Banks Look to Step Up Employee Surveillance After Latest Scandal
Banks already using algorithms to monitor traders are looking to expand surveillance to cover more employees in the wake of the Wells Fargo scandal, according to Bloomberg.
Lenders asked IBM if it were possible to use the technology to also watch retail-banking salespeople, loan officers and other workers, according to Marc Andrews, a manager on the company’s Watson financial services team. Several of the biggest U.S. banks, as well as some regional banks, are testing the software, Andrews said.

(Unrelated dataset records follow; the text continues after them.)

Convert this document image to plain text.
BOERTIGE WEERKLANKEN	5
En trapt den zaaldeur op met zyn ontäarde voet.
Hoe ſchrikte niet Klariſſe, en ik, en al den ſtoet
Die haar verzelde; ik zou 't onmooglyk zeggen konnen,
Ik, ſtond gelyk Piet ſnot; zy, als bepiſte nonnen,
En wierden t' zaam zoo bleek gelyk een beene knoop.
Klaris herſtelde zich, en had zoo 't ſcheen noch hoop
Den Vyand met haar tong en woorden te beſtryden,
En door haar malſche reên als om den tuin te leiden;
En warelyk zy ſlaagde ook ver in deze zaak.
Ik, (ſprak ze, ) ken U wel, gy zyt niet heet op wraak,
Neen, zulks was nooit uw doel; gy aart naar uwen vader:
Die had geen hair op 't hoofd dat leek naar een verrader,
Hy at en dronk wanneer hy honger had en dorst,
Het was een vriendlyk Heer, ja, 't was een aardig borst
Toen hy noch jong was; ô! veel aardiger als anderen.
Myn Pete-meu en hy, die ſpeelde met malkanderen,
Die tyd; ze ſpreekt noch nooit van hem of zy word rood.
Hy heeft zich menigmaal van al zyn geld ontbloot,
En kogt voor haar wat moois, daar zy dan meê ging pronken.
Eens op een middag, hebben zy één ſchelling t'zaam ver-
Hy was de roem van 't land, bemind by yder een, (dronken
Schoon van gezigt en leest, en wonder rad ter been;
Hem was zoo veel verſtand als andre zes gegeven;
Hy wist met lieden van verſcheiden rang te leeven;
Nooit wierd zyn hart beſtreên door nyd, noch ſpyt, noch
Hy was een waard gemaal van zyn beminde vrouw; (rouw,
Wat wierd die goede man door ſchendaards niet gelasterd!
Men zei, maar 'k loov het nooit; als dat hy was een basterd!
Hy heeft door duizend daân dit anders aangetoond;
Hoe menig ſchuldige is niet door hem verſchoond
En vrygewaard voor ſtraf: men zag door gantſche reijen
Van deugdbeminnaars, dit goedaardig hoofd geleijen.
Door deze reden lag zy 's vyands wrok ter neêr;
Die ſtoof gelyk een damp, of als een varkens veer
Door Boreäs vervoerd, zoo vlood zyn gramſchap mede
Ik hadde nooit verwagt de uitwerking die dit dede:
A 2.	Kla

IBM trained Watson to collect information that could’ve helped detect problems at Wells Fargo, which said last week that employees opened as many as 3.5 million bogus checking and credit-card accounts for unsuspecting customers, even more than its original estimate when the scandal broke last year.
Watson looks for suspicious logon patterns, unusual levels of unused products or accounts with mismatched contact information or email notifications that have been switched off. The AI program, which understands human language, sifts through employee emails for trends such as managers pressuring workers to make sales.
The hit to Wells Fargo’s reputation triggered the interest in increased surveillance. Regulators slapped the San Francisco-based bank with $185 million in fines of over its sales practices. After a contentious congressional hearing, the bank’s chief executive officer departed and management was overhauled.